Still Game just behind Murray Wimbledon final in Scotland's overnight ratings
The BBC's comedy Still Game attracted 1.3 million viewers in Scotland and 3.2 million across the UK when it returned to screens for the first time in nine years.
The first episode of the new series, which aired on BBC One on Friday at 9.30pm, scooped a 58% share of the television audience north of the border, and a 17% share of the UK audience overall.
It is second only to the Wimbledon men's final featuring Andy Murray in terms of overnight audience figures in Scotland this year, and the only non-sport BBC One programme to attract an overnight audience of more than one million so far in 2016.
A BBC spokeswoman said Still Game comfortably won its slot UK-wide and in Scotland.
The programme follows the antics of pensioners Jack Jarvis and Victor McDade and ran for six series between 2002 and 2007.

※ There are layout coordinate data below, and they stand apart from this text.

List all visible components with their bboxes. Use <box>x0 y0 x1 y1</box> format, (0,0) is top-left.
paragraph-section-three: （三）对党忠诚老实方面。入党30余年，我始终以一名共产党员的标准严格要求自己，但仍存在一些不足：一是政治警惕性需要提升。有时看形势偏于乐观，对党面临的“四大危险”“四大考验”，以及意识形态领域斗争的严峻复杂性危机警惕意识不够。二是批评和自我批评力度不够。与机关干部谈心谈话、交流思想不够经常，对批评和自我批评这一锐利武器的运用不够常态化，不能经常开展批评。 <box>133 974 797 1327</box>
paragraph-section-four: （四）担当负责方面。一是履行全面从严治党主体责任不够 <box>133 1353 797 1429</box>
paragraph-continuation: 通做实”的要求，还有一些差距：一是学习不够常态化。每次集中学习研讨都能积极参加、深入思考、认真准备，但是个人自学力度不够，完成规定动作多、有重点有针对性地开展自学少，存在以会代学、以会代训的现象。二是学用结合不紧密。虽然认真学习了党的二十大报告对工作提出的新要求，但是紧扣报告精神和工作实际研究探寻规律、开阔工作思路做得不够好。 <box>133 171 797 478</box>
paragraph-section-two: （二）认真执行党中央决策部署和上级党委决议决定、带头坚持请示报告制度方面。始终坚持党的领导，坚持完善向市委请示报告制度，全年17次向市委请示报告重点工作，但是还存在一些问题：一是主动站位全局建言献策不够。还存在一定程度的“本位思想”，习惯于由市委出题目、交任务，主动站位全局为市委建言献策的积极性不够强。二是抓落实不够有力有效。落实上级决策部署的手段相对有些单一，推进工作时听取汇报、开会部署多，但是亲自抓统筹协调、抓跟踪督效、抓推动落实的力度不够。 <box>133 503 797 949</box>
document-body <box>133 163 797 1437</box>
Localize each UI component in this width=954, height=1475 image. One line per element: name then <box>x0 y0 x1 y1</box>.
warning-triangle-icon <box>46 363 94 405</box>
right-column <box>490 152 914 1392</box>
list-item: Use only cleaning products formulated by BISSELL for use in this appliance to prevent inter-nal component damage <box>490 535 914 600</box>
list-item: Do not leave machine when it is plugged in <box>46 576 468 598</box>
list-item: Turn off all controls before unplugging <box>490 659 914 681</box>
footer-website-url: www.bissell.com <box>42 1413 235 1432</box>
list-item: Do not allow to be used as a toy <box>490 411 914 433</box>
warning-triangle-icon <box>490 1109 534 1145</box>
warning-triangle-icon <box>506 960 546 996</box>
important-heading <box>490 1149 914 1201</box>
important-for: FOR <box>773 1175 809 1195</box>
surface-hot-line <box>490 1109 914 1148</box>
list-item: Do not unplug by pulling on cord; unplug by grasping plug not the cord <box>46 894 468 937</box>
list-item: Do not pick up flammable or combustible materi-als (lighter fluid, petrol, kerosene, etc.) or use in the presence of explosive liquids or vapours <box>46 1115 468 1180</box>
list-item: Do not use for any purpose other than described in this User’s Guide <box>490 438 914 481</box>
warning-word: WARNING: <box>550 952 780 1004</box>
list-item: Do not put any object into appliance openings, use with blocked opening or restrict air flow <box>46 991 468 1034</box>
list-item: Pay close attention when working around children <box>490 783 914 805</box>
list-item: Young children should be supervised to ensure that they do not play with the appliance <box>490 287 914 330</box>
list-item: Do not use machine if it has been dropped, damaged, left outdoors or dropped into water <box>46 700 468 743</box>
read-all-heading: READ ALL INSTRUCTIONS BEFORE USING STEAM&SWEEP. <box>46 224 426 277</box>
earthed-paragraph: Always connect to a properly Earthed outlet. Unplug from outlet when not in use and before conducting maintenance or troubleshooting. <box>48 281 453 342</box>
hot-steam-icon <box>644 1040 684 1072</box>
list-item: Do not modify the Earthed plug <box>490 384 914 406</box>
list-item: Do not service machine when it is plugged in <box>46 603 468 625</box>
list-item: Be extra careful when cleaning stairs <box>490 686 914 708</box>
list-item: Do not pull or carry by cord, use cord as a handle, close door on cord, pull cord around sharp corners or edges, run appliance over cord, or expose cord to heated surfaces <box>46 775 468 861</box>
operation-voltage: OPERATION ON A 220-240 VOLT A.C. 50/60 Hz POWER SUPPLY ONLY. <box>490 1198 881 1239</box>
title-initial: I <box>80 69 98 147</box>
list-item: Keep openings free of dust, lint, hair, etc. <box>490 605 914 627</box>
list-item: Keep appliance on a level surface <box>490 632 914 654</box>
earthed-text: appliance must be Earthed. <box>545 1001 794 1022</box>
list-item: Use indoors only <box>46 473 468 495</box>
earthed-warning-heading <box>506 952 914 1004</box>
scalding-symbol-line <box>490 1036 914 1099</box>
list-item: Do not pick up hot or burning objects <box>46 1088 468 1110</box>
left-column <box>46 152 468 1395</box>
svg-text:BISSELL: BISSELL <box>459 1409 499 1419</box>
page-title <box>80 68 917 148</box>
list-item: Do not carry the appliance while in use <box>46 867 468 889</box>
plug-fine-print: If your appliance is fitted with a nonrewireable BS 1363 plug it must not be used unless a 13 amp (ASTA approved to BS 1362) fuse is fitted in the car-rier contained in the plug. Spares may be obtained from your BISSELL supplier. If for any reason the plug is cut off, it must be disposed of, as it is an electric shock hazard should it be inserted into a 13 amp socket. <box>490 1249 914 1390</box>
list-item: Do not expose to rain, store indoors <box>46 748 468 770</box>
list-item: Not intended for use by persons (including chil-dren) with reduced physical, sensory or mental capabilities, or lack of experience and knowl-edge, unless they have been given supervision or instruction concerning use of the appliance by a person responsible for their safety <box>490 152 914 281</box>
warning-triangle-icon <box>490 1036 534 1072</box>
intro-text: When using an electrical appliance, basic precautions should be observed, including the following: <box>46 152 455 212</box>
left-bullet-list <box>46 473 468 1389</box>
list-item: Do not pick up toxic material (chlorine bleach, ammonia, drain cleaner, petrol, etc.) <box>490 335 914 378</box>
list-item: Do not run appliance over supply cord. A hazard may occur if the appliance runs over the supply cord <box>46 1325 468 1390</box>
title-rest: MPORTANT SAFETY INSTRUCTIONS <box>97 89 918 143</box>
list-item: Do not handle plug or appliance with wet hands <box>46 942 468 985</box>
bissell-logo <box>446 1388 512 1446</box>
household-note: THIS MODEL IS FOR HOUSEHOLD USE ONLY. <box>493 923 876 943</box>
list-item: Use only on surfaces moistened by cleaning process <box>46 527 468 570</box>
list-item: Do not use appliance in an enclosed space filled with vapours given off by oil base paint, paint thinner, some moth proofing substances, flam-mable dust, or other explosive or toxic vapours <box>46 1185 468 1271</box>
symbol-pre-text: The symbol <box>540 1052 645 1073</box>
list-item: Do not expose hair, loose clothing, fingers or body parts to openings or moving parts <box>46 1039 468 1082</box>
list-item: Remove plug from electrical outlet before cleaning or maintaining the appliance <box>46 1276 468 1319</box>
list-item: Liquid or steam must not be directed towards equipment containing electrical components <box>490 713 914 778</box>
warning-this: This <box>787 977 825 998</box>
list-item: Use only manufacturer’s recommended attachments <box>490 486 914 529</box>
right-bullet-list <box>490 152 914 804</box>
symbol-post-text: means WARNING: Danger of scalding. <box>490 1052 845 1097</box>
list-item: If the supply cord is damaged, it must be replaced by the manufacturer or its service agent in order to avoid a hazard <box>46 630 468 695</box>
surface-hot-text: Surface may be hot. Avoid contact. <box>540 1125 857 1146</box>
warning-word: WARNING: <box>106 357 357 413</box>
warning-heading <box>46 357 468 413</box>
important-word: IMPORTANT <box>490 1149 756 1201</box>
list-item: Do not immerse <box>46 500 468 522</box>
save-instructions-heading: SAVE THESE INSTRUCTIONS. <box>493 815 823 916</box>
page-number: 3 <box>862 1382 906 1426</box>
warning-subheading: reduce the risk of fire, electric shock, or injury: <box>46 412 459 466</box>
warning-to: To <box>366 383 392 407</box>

It is written by Greg Hemphill and Ford Kiernan, who play the two central characters.
Kiernan said: "It felt like the Bells last night. There was no traffic outside, the pubs were quiet, it was odd but a comforting odd.
"The feedback from the audience has been immense, thanks so much. Stick with us cause the series gets better and better, the best is yet to come. I'm chuffed to bits, it's like we've never been away so I thank you all."
Ewan Angus, commissioning editor BBC Scotland and the programme's executive producer, said: "The return of Still Game has been hugely anticipated since it was announced earlier this year.
"It's without doubt a jewel in BBC Scotland's crown and we are delighted that it continues to sparkle for audiences.
"This is the first time Still Game has aired on BBC One throughout the UK and its heartwarming to see UK audiences getting to know Jack, Victor and the Craiglang gang in such numbers and we hope they continue to enjoy their stories over the next five weeks.
"These figures are testament to the hard work Ford, Greg and the whole team have invested in this new series and we are thrilled for it to be rewarded in this way."